When I was a child my parents often took me and my slightly younger brother to the seaside. My grandfather on my father’s side had a modest villa in the Belgian dunes, called Golden Sand. I still remember the smell of waxed wood and coffee. It had one of those straw roofs. And a lush garden that was in a sort of pit. I remember lying on my belly observing insects scurrying among the sparse grass on the sandy ground.
The garden was a sort of oasis surrounded by a desert of dunes. As often as we could, my brother and I, sometimes accompanied by some nephews and nieces, would escape the garden via a narrow path through thorny bushes to go and explore the dunes. I remember the dunes as gigantic. But that was probably because we were so small. We would climb on them and run and jump off them and make quite some excursions. Occasionally entering one of the many abandoned World War 2 bunkers, where it was always cool and dark.
We often went to the sea as well.

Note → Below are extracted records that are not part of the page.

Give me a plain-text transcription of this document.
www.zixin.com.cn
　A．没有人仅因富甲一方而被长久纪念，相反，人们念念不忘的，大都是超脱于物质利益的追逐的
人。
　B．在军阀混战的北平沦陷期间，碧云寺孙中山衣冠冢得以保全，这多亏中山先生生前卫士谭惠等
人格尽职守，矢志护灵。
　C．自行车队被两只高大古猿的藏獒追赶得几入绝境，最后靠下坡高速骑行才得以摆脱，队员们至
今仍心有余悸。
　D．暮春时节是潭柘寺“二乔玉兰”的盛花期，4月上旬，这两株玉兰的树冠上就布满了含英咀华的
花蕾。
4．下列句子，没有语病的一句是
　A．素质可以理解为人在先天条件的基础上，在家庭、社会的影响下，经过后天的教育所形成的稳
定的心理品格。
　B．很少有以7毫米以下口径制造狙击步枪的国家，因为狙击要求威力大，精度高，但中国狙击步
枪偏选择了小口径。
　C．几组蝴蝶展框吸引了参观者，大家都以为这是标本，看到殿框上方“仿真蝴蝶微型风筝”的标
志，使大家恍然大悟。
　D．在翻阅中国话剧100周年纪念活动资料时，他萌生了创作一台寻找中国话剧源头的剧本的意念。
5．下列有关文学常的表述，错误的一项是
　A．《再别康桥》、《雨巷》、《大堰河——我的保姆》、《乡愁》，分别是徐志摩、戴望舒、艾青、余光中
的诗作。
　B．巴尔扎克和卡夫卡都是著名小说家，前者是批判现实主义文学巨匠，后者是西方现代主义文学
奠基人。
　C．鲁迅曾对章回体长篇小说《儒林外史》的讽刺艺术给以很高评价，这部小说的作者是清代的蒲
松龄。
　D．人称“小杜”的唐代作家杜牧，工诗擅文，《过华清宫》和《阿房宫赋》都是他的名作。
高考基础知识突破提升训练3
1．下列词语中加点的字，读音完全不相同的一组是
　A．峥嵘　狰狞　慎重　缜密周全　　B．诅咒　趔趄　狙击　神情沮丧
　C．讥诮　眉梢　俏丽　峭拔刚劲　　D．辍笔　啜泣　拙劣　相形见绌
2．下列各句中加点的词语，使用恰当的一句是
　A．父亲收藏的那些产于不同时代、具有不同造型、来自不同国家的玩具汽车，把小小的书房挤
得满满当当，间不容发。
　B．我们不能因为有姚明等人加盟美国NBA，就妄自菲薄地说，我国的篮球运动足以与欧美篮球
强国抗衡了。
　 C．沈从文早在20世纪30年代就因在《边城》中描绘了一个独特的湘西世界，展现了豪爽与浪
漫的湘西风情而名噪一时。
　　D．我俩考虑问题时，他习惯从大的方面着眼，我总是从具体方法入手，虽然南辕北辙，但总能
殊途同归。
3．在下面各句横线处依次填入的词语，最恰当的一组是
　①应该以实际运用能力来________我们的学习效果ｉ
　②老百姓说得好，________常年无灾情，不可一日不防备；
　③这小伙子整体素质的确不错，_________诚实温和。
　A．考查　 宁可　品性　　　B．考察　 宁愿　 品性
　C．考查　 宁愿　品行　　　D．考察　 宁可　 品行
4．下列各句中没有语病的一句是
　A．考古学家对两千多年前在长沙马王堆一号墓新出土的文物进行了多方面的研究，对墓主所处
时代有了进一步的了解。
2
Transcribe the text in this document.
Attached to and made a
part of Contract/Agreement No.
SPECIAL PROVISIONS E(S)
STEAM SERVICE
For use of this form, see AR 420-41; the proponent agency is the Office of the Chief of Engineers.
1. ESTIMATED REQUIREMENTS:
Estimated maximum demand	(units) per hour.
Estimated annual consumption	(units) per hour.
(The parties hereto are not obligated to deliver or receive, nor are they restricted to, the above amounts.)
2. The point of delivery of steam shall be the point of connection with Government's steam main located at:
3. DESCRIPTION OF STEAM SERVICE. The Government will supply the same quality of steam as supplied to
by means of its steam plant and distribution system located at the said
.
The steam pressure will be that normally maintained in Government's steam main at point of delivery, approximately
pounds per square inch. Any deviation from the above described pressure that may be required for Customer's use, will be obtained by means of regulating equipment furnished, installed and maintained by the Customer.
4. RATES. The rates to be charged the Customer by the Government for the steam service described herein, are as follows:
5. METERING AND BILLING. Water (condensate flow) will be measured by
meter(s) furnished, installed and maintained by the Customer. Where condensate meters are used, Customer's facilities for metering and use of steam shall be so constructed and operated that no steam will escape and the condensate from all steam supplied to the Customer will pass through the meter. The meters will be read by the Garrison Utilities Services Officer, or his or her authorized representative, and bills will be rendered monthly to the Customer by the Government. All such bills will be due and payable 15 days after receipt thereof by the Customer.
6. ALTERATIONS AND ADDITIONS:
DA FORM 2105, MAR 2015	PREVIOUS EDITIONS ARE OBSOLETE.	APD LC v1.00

Either for long walks along the water, for afternoons of picnicking and sun bathing, or for digging canals, making sand castles, kiting or fishing shrimp with nets we pushed forward by hand in the puddles left by a retreating sea.
As I grew older, my interest in leisurely sun bathing among hundreds of other tourists faded in favor of walks along the shore when the weather was not attractive to tourists. I loved the wind and the rain, the huge clouds and the general sense of desolation. Later, when I had my own car, I would drive to the north of France off season, to find the abandoned tourist villages that dot the coast. In Belgium, the dyke along the waterfront has been fortified so to speak by ugly 1960s-style flat buildings for budget tourism, often replacing the dunes altogether. But in France, one can still get a taste of the luxurious Belle Epoque, when coastal tourism started.
It’s amusing to think of the two characters in Bientôt l’été as unique individuals that are inhabited by different players once in a while. These two creatures live in this strange land brought about by networked computers when nobody is watching. It’s not life as we know it. But it’s not death either. And it’s not purely imagination. These creatures really exist. The virtual world they inhabit exists. They are simply powerless without our attention.
We, the players, collectively breathe life into these two virtual creatures. One after the other we pass by and manipulate their astral bodies. Sometimes even with several at once, pulling their polygons in different directions. Some of us play one way, others another way. It does keep the avatars on their toes. Luckily they have the ability to multiply their appearance endlessly.
They need us for energy. We make them tick. And as a side effect, we also make decisions for them. I imagine his can lead to some surprises between the man and the woman in Bientôt l’été. Unexpected behavior could even lead to misunderstandings. Sometimes one may forget momentarily that one is controlled by others.
But I imagine the strange behaviors are good for quite a few laughs as well. When they secretly look into each other’s eyes, they recognize the contradiction between their feelings and their gestures. And they chuckle silently waiting to be abandoned once again. When they can be just themselves, even if they lose the ability to move or speak.